The editor of the influential Bulletin ends by scorning the argument “that we should not emphasize the futility of hopes for permanent peace based on the kind of disarmament which is possible in the framework of the present world system of sovereign nations ...” He counts himself among those who “are inclined to consider the task of educating mankind to the necessity of a world political moral renewal to match the current revolution in science and technology the most important public obligation of scientists – and of all others who are fully aware of the extent of this revolution.”
Rabinowitch’s views are no doubt shared by many scientists today who are coming more and more to see that only a deep-going political solution can end the crisis brought on by the threat of nuclear war. The recognition of the dangerous deceptions that can accompany an uncritical campaign for disarmament is, in our opinion, an encouraging development in realistic political thinking. Where we think the approach leaves much to be desired is in appealing to the high-placed military and political figures instead of the working people. This strikes us as seeking salvation in a blind alley. Perhaps the scientists feel this, too, and that is why they are so pessimistic about the future.
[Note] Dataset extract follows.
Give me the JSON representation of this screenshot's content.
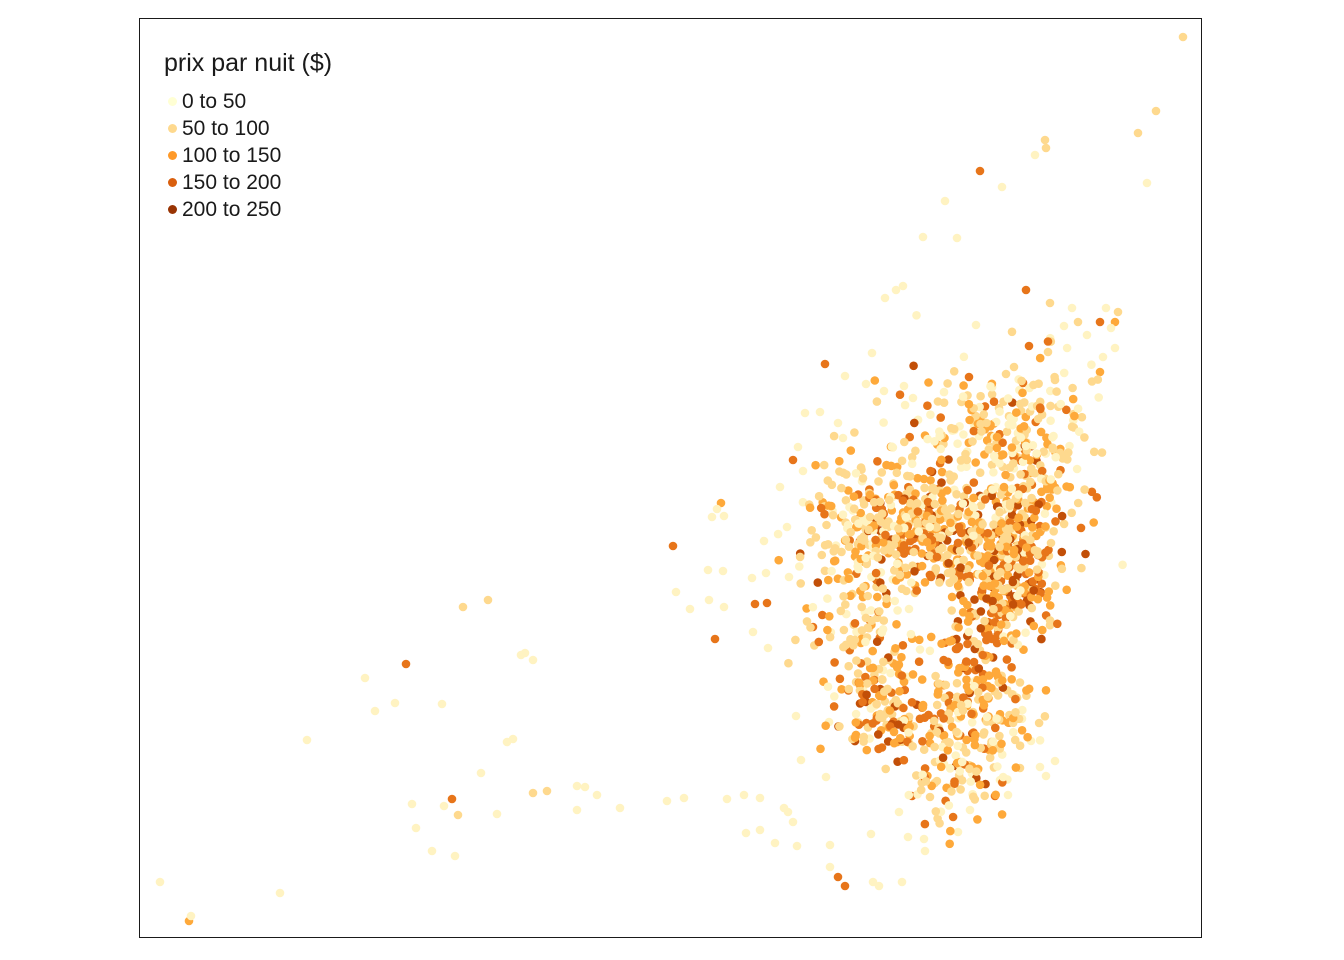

People are bigger than the bomb; that is, the working people are. They are the real power in the modern world, and they are easily capable of exercising that power, given the right conditions. Through socialism, as Einstein, one of the founders of the Bulletin, recommended, they can build a world of permanent peace.
The attempts of the Kremlin bureaucrats to freeze their political structure of special privilege will not succeed. The revolts in East Germany, Poland and Hungary are symptoms of the resumption of the working-class struggle for socialism in this section of the world. In Western Europe, where the vision of socialism was born, only American dollars still prop up a capitalism battered by two world wars, fascism, depressions and the Soviet victory. The attempts of the old imperialist powers to freeze the colonial freedom movements are likewise doomed in face of the “melting” process initiated by the tens of millions of human beings in these areas who want socialism.
As for America, we can look back at two previous attempts to freeze the political map. They were answered in 1776 and 1861. We have every reason for believing that the present generation can do as well in keeping America from getting frozen in a system where the threat of H-bomb annihilation is the cardinal fact of life. The pressure today to end the nuclear tests is a step in that direction.